Dans un atelier exigu non loin d’ici, Andrew venait de terminer d’assembler un pantin de bois mobile. Épuisé mais serein, empli de ce sentiment si particulier que l’on ressent lorsqu’on termine quelque chose qui nous tient à cœur.

Dans un appartement désordonné de Hawsville, un étudiant en informatique de moins en moins assidu en cours tournait en rond, seul. Toujours persuadé qu’il n’était pas fou, espérant vainement qu’un jour, quelqu’un le croirait et l’aiderait à se débarrasser de l’entité qui le tourmentait depuis si longtemps.

À une terrasse de café du centre-ville de Calgata, une jeune femme prenait un verre avec un certain Alex. Elle discutait avec animation et riait beaucoup, exhibant son poignet sur lequel était encrée une réplique exacte d’un joli tatouage : une chaîne de montagnes aux couleurs pastel. De simples copies que personne ne savait différencier des originaux.

Dean songeait à l’étrangeté du monde. Il venait de trouver les deux adjectifs qui définissaient le mieux le monde tel qu’il le voyait : vaste et étrange. C’était ça, le monde était vaste et étrange. Et aucune fiction postée sur Internet, aucune bande dessinée ne pouvait exprimer à quel point il l’était.

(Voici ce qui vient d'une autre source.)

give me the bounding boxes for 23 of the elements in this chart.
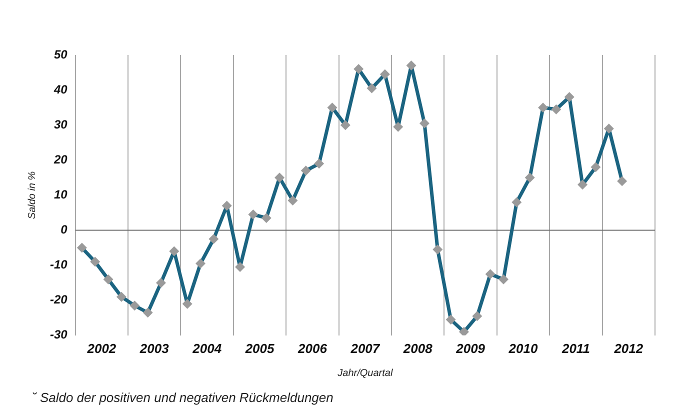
y-tick-label: 0 — [60, 222, 68, 237]
y-axis-title: Saldo in % — [26, 171, 38, 220]
x-tick-label: 2005 — [244, 340, 276, 356]
y-tick-label: 30 — [54, 117, 68, 132]
x-tick-label: 2003 — [138, 340, 170, 356]
x-tick-label: 2008 — [402, 340, 434, 356]
y-tick-label: 10 — [54, 188, 68, 202]
y-tick-label: -20 — [50, 292, 68, 307]
x-tick-label: 2006 — [297, 340, 328, 356]
x-tick-label: 2012 — [613, 340, 644, 356]
text: ˘ Saldo der positiven und negativen Rückmeldungen — [32, 390, 334, 405]
y-tick-label: -10 — [50, 258, 68, 272]
x-tick-label: 2004 — [192, 340, 222, 356]
x-tick-label: 2007 — [350, 340, 380, 356]
y-tick-label: 20 — [52, 152, 68, 166]
y-tick-label: -30 — [50, 328, 68, 342]
y-tick-label: 40 — [52, 82, 68, 96]
x-tick-label: 2002 — [86, 340, 117, 356]
x-tick-label: 2009 — [455, 340, 486, 356]
y-tick-label: 50 — [54, 47, 68, 62]
x-tick-label: 2011 — [560, 340, 590, 356]
x-tick-label: 2010 — [508, 340, 538, 356]
x-axis-title: Jahr/Quartal — [336, 368, 394, 379]
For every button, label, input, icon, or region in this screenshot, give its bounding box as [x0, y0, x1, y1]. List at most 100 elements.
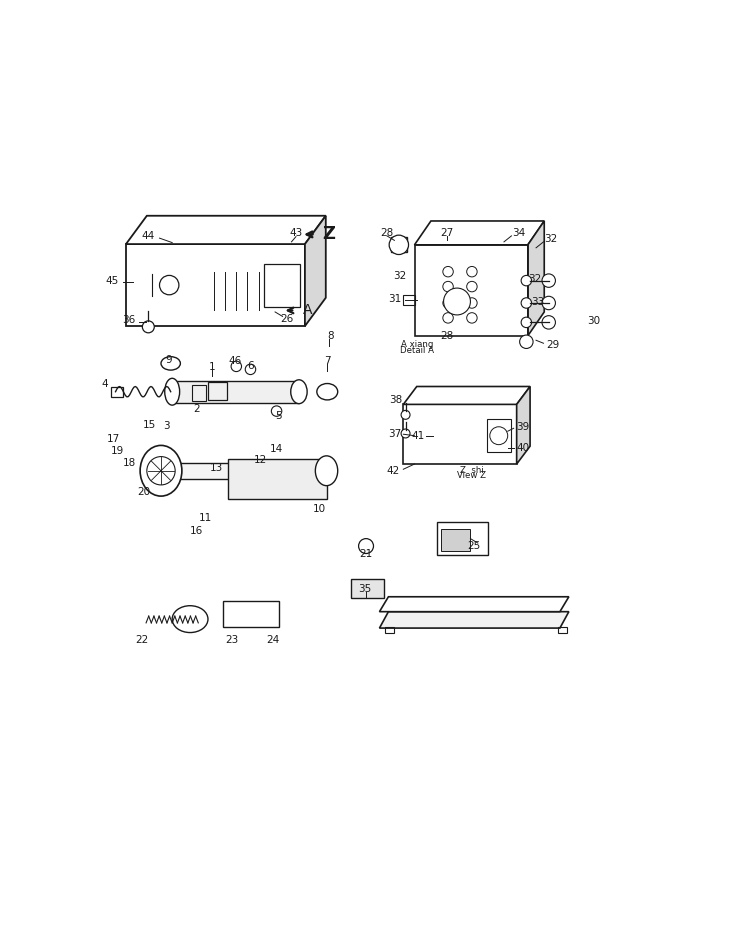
Polygon shape: [415, 221, 545, 245]
Text: 9: 9: [165, 355, 172, 365]
Bar: [415, 245, 528, 336]
Circle shape: [521, 317, 532, 327]
Text: 32: 32: [528, 274, 541, 284]
Text: Z  shi: Z shi: [460, 466, 484, 474]
Circle shape: [401, 429, 410, 438]
Text: 4: 4: [102, 378, 108, 389]
Text: 43: 43: [289, 228, 303, 238]
Text: 30: 30: [588, 316, 601, 326]
Circle shape: [231, 361, 241, 372]
Ellipse shape: [317, 384, 338, 400]
Text: 2: 2: [193, 404, 200, 414]
Circle shape: [160, 275, 179, 295]
Bar: [171, 463, 327, 479]
Text: 34: 34: [512, 228, 526, 238]
Circle shape: [521, 275, 532, 286]
Text: Detail A: Detail A: [400, 346, 434, 356]
Circle shape: [467, 298, 477, 308]
Circle shape: [443, 267, 453, 277]
Circle shape: [542, 316, 556, 329]
Circle shape: [520, 335, 533, 349]
Text: 10: 10: [313, 504, 326, 514]
Bar: [487, 420, 511, 452]
Text: 16: 16: [190, 526, 202, 537]
Text: 44: 44: [142, 231, 155, 240]
Circle shape: [490, 427, 508, 445]
Circle shape: [542, 296, 556, 309]
Polygon shape: [403, 387, 530, 405]
Text: 25: 25: [468, 541, 481, 551]
Text: 8: 8: [327, 331, 334, 340]
Text: 37: 37: [388, 429, 401, 439]
Text: 12: 12: [253, 455, 267, 465]
Text: 33: 33: [531, 296, 544, 306]
Bar: [208, 382, 227, 400]
Circle shape: [443, 281, 453, 291]
Circle shape: [542, 273, 556, 288]
Text: 21: 21: [359, 549, 373, 558]
Polygon shape: [305, 216, 326, 326]
Text: 26: 26: [280, 314, 294, 324]
Polygon shape: [528, 221, 545, 336]
Bar: [264, 264, 300, 307]
Polygon shape: [517, 387, 530, 464]
Text: A: A: [303, 303, 313, 317]
Circle shape: [467, 281, 477, 291]
Bar: [403, 405, 517, 464]
Circle shape: [245, 364, 255, 374]
Bar: [111, 387, 123, 397]
Bar: [385, 626, 394, 633]
Polygon shape: [379, 612, 569, 628]
Text: 1: 1: [208, 362, 215, 372]
Text: 13: 13: [210, 463, 223, 472]
Ellipse shape: [173, 605, 208, 633]
Text: 7: 7: [324, 356, 331, 366]
Text: View Z: View Z: [457, 472, 486, 481]
Text: 22: 22: [136, 635, 149, 645]
Circle shape: [143, 321, 155, 333]
Bar: [126, 244, 305, 326]
Text: 3: 3: [163, 421, 170, 431]
Text: 32: 32: [545, 234, 557, 244]
Ellipse shape: [315, 455, 338, 486]
Text: 18: 18: [123, 457, 135, 468]
Bar: [223, 602, 279, 626]
Ellipse shape: [140, 445, 182, 496]
Text: 31: 31: [388, 293, 401, 304]
Text: 5: 5: [275, 410, 282, 421]
Text: 38: 38: [389, 395, 403, 405]
Circle shape: [521, 298, 532, 308]
Ellipse shape: [291, 380, 307, 404]
Polygon shape: [126, 216, 326, 244]
Circle shape: [271, 405, 282, 416]
Circle shape: [467, 313, 477, 323]
Circle shape: [389, 235, 409, 255]
Text: 24: 24: [266, 635, 279, 645]
Ellipse shape: [161, 356, 180, 370]
Bar: [403, 295, 415, 306]
Bar: [391, 237, 407, 252]
Text: 46: 46: [229, 356, 242, 366]
Text: 40: 40: [516, 442, 529, 453]
Text: 19: 19: [111, 446, 125, 456]
Text: 11: 11: [199, 514, 212, 523]
Text: 41: 41: [412, 431, 425, 440]
Text: 28: 28: [440, 331, 453, 340]
Text: 32: 32: [393, 272, 406, 281]
Ellipse shape: [165, 378, 179, 405]
Text: 28: 28: [380, 228, 394, 238]
Text: 17: 17: [107, 434, 120, 444]
Text: 14: 14: [270, 444, 283, 455]
Bar: [437, 522, 488, 555]
Circle shape: [401, 410, 410, 420]
Text: 42: 42: [386, 467, 400, 476]
Text: Z: Z: [322, 224, 335, 242]
Circle shape: [444, 288, 471, 315]
Polygon shape: [379, 597, 569, 612]
Circle shape: [467, 267, 477, 277]
Text: 20: 20: [137, 488, 150, 497]
Bar: [191, 385, 206, 402]
Bar: [351, 579, 384, 598]
Text: 29: 29: [546, 339, 559, 350]
Text: 39: 39: [516, 422, 529, 432]
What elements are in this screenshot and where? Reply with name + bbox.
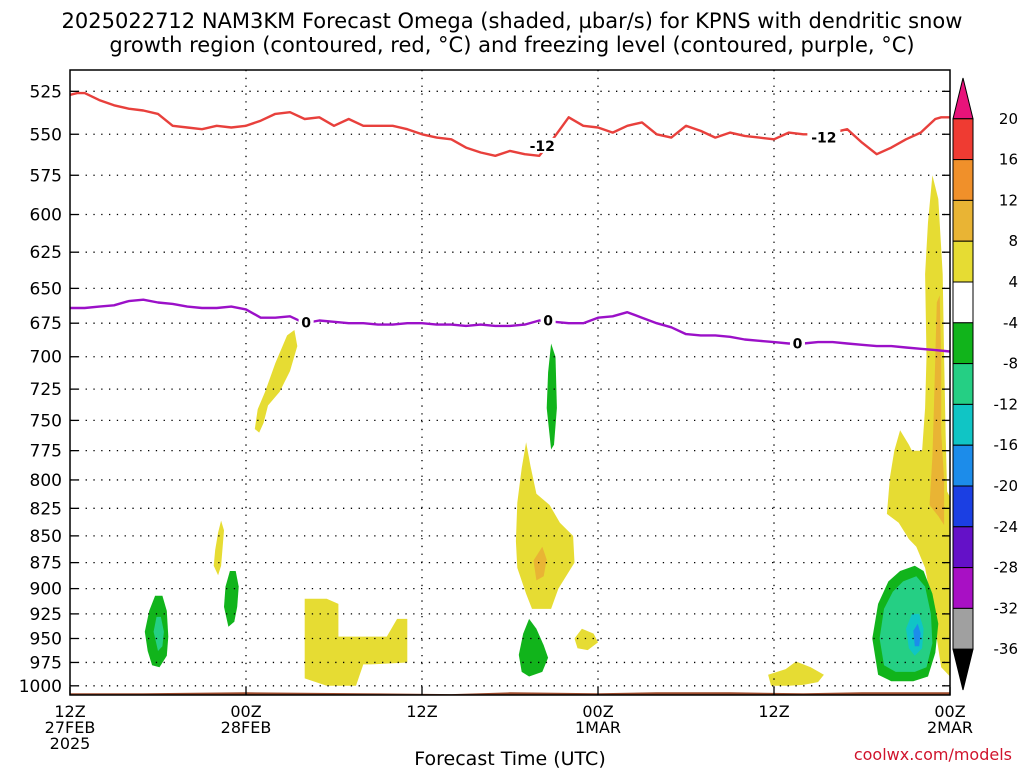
y-tick-label: 800 <box>30 471 62 491</box>
y-tick-label: 775 <box>30 442 62 462</box>
y-tick-label: 525 <box>30 82 62 102</box>
colorbar-arrow-top <box>952 77 974 120</box>
x-tick-label: 12Z <box>54 702 85 721</box>
y-tick-label: 925 <box>30 605 62 625</box>
omega-region-2 <box>224 571 239 627</box>
colorbar-bin <box>952 485 974 528</box>
y-tick-label: 575 <box>30 166 62 186</box>
y-tick-label: 725 <box>30 380 62 400</box>
contour-label-1-1: 0 <box>543 313 553 329</box>
colorbar-bin <box>952 363 974 405</box>
contour-label-1-2: 0 <box>793 336 803 352</box>
y-tick-label: 975 <box>30 653 62 673</box>
omega-region-0 <box>254 330 298 433</box>
colorbar-tick-label: 20 <box>999 110 1018 128</box>
colorbar-bin <box>952 444 974 487</box>
omega-region-5 <box>304 598 408 686</box>
y-tick-label: 875 <box>30 554 62 574</box>
y-tick-label: 650 <box>30 279 62 299</box>
omega-region-13 <box>929 295 945 525</box>
x-axis-label: Forecast Time (UTC) <box>414 748 605 768</box>
colorbar: 20 16 12 8 4 -4 -8 -12 -16 -20 -24 -28 -32 -36 <box>952 77 1019 691</box>
omega-region-8 <box>546 343 557 450</box>
omega-region-6 <box>515 442 575 609</box>
x-tick-label: 28FEB <box>221 718 272 737</box>
y-tick-label: 700 <box>30 348 62 368</box>
colorbar-bin <box>952 322 974 365</box>
y-tick-label: 625 <box>30 243 62 263</box>
x-tick-label: 2MAR <box>927 718 973 737</box>
omega-region-1 <box>213 520 224 576</box>
colorbar-bin <box>952 159 974 201</box>
colorbar-tick-label: -20 <box>994 477 1019 495</box>
y-tick-label: 825 <box>30 499 62 519</box>
omega-region-12 <box>886 175 950 677</box>
omega-region-7 <box>533 546 547 581</box>
x-tick-label: 12Z <box>758 702 789 721</box>
colorbar-tick-label: 8 <box>1008 232 1018 250</box>
colorbar-bin <box>952 567 974 609</box>
omega-region-17 <box>913 623 921 647</box>
plot-frame <box>69 69 951 696</box>
colorbar-tick-label: -28 <box>994 559 1019 577</box>
x-tick-label: 2025 <box>50 734 91 753</box>
colorbar-tick-label: -32 <box>994 599 1019 617</box>
gridlines <box>70 70 950 695</box>
y-tick-label: 675 <box>30 314 62 334</box>
contour-label-bg <box>789 335 805 351</box>
contour-label-bg <box>807 129 841 145</box>
x-tick-label: 12Z <box>406 702 437 721</box>
omega-region-10 <box>574 628 598 651</box>
chart-title-line1: 2025022712 NAM3KM Forecast Omega (shaded… <box>62 9 963 33</box>
omega-region-11 <box>768 661 824 686</box>
contour-label-0-1: -12 <box>811 131 836 147</box>
colorbar-tick-label: -8 <box>1003 355 1018 373</box>
x-tick-label: 27FEB <box>45 718 96 737</box>
contour-label-bg <box>298 314 314 330</box>
contour-label-bg <box>525 137 559 153</box>
colorbar-bin <box>952 118 974 161</box>
colorbar-bin <box>952 607 974 650</box>
contour-label-1-0: 0 <box>301 316 311 332</box>
colorbar-tick-label: 4 <box>1008 273 1018 291</box>
contour-line-1 <box>70 298 950 353</box>
y-tick-label: 1000 <box>19 677 62 697</box>
x-tick-label: 00Z <box>934 702 965 721</box>
y-tick-label: 600 <box>30 206 62 226</box>
colorbar-tick-label: 16 <box>999 151 1018 169</box>
y-axis: 525 550 575 600 625 650 675 700 725 750 775 800 825 8… <box>19 82 950 697</box>
y-tick-label: 900 <box>30 580 62 600</box>
y-tick-label: 950 <box>30 629 62 649</box>
x-tick-label: 00Z <box>582 702 613 721</box>
y-tick-label: 750 <box>30 411 62 431</box>
chart-title-line2: growth region (contoured, red, °C) and f… <box>109 33 914 57</box>
omega-region-4 <box>153 616 164 651</box>
y-tick-label: 550 <box>30 125 62 145</box>
credit-text: coolwx.com/models <box>854 745 1012 764</box>
y-tick-label: 850 <box>30 527 62 547</box>
colorbar-tick-label: -16 <box>994 436 1019 454</box>
colorbar-tick-label: -4 <box>1003 314 1018 332</box>
colorbar-arrow-bottom <box>952 648 974 691</box>
colorbar-tick-label: -36 <box>994 640 1019 658</box>
colorbar-bin <box>952 199 974 242</box>
colorbar-bin <box>952 526 974 569</box>
colorbar-tick-label: -24 <box>994 518 1019 536</box>
colorbar-tick-label: -12 <box>994 395 1019 413</box>
temperature-contours: -12 -12 0 0 0 <box>70 91 950 353</box>
colorbar-bin <box>952 281 974 324</box>
x-tick-label: 1MAR <box>575 718 621 737</box>
x-tick-label: 00Z <box>230 702 261 721</box>
contour-label-0-0: -12 <box>530 139 555 155</box>
colorbar-bin <box>952 240 974 283</box>
colorbar-tick-label: 12 <box>999 191 1018 209</box>
omega-shading <box>144 175 950 686</box>
omega-region-9 <box>518 618 549 677</box>
contour-label-bg <box>540 312 556 328</box>
colorbar-bin <box>952 403 974 446</box>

Il se retourna vers le bar, d’où John était en train de revenir, transportant avec précaution deux énormes verres remplis à ras-bord de boissons colorées et de rondelles de citron. Alors qu’il le regardait s’approcher, les paroles de Rose tournaient en boucle dans sa tête. Elle avait raison, après tout. La vie était courte. Et… qu’est-ce qu’il craignait exactement ? Lui, Dean Way, avait vaincu une ombre métamorphe.

Plus rien ne pouvait lui faire peur.